The project structure looks fine, but I have some doubts if pinning all the versions is really a good idea for dkpro-cassis (sorry if I only make the argument now).

So, generally cassis is installed as part of larger projects as an auxiliary module and not as a standalone library. We should be flexible to deal with the dependency ranges in other libraries. For instance, attrs is used in jupyterlab and we previously had a problem that attrs was too tightly specified in cassis (see #293 ). If we now pin all dependencies, we will run into more dependency conflicts compared to using ranges. Have a look at this discussion as well (https://stackoverflow.com/a/44938662).

Hence, I would actually prefer ranges over specific versions.

DavidHuebner avatar May 07 '24 06:05 DavidHuebner

I don't mind having ranges for the declaration of compatibility, but I would like to have pinned versions for builds (in particular testing, documentation, etc.).
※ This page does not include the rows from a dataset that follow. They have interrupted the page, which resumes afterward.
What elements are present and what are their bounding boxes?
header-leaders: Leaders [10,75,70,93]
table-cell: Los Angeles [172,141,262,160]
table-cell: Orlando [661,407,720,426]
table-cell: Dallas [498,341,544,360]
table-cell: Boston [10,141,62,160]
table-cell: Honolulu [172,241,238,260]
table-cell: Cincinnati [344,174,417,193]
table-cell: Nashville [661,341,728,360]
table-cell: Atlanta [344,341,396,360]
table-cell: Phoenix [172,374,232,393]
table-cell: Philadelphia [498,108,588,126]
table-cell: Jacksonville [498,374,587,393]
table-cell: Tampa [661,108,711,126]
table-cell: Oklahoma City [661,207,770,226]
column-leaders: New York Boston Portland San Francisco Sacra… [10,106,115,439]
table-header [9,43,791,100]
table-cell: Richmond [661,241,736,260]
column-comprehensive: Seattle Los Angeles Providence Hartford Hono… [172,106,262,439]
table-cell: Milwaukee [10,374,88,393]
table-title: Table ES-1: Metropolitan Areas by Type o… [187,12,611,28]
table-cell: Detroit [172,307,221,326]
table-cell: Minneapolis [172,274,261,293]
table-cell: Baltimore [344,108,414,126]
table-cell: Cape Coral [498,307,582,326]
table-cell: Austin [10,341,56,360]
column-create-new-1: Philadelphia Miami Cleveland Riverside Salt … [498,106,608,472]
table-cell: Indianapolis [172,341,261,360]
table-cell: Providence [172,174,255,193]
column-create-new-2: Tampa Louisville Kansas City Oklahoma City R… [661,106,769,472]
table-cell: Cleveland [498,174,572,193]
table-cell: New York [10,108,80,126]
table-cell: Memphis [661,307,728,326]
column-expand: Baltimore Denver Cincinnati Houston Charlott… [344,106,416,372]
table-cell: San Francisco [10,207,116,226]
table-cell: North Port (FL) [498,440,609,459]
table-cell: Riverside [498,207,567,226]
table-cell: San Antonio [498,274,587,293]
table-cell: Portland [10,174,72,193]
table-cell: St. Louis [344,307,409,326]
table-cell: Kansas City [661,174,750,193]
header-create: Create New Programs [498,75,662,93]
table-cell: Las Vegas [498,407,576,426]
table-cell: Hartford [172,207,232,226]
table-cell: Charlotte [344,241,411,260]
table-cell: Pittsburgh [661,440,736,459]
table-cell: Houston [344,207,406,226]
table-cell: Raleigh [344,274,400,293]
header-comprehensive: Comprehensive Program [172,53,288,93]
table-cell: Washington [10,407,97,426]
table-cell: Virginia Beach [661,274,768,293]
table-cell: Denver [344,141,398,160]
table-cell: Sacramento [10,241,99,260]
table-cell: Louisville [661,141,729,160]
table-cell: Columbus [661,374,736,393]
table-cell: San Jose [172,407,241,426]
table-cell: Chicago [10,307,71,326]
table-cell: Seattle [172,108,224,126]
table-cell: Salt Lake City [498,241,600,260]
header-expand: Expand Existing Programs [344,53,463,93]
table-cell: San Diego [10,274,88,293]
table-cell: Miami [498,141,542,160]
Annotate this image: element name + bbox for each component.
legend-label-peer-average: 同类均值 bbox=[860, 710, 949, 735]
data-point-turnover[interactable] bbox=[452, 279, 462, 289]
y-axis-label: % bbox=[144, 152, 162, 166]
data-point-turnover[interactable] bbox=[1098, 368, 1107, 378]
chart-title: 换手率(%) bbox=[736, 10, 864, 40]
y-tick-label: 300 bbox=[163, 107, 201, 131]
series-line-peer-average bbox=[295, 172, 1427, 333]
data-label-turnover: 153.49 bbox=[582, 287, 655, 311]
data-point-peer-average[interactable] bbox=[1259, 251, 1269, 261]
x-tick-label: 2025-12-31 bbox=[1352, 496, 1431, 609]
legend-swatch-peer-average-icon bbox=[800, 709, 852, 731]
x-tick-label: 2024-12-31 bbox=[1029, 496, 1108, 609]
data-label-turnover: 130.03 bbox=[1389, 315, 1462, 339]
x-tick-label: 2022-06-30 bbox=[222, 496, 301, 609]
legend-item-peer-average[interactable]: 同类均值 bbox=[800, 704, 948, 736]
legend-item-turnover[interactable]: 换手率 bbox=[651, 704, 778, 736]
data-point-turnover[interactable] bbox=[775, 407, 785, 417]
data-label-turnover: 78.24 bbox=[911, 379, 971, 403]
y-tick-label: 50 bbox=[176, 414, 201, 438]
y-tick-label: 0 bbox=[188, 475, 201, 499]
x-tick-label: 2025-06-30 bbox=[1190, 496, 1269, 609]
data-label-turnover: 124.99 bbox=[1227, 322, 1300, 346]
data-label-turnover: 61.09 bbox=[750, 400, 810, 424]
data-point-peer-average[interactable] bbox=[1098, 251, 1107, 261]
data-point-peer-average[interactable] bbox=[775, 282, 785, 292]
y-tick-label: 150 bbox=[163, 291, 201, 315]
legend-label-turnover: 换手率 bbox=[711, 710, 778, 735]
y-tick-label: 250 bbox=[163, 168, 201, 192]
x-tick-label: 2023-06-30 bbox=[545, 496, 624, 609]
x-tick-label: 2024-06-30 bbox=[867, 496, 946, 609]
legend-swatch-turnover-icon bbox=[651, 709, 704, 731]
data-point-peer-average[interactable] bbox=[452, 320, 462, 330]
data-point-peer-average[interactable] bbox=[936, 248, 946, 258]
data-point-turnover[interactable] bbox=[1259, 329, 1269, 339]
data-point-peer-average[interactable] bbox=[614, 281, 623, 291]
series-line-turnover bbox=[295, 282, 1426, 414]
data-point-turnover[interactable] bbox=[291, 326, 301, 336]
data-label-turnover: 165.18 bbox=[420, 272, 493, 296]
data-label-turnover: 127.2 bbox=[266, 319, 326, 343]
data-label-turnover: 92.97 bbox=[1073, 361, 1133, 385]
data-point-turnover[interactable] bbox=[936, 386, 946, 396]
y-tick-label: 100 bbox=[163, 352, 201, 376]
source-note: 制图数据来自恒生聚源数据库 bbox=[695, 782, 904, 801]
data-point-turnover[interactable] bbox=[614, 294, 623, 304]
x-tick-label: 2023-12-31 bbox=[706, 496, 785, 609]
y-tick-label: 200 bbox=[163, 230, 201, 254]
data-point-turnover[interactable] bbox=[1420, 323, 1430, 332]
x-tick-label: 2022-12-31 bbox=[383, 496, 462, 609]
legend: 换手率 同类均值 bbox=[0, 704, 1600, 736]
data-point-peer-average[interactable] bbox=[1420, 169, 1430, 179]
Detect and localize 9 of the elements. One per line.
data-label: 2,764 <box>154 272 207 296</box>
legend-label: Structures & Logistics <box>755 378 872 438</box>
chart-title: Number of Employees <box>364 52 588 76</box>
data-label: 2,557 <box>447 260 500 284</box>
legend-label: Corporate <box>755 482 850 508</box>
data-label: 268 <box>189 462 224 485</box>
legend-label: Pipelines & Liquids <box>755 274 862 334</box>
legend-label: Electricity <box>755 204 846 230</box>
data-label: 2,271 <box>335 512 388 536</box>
Is that possible?

I.e. when setting up the venv for building, I want to have fixed versions. When another library uses cassis, it should look at the compatibility declarations in the package metadata. My understanding is that the version declarations in pyproject.toml would declare the compatibility while the requirements.txt would be used when setting up the local venv.

reckart avatar May 07 '24 06:05 reckart

I see. I think you are right. When installing from PyPI, the pyproject.toml should take precedence over requirements.txt and provide flexible versions (just tested it with a plain local pip install .). In contrast, the requirements.txt can be picked up by the local IDE to use fixed versions or the dependencies can explicitly be installed with pip install -r requirements.txt.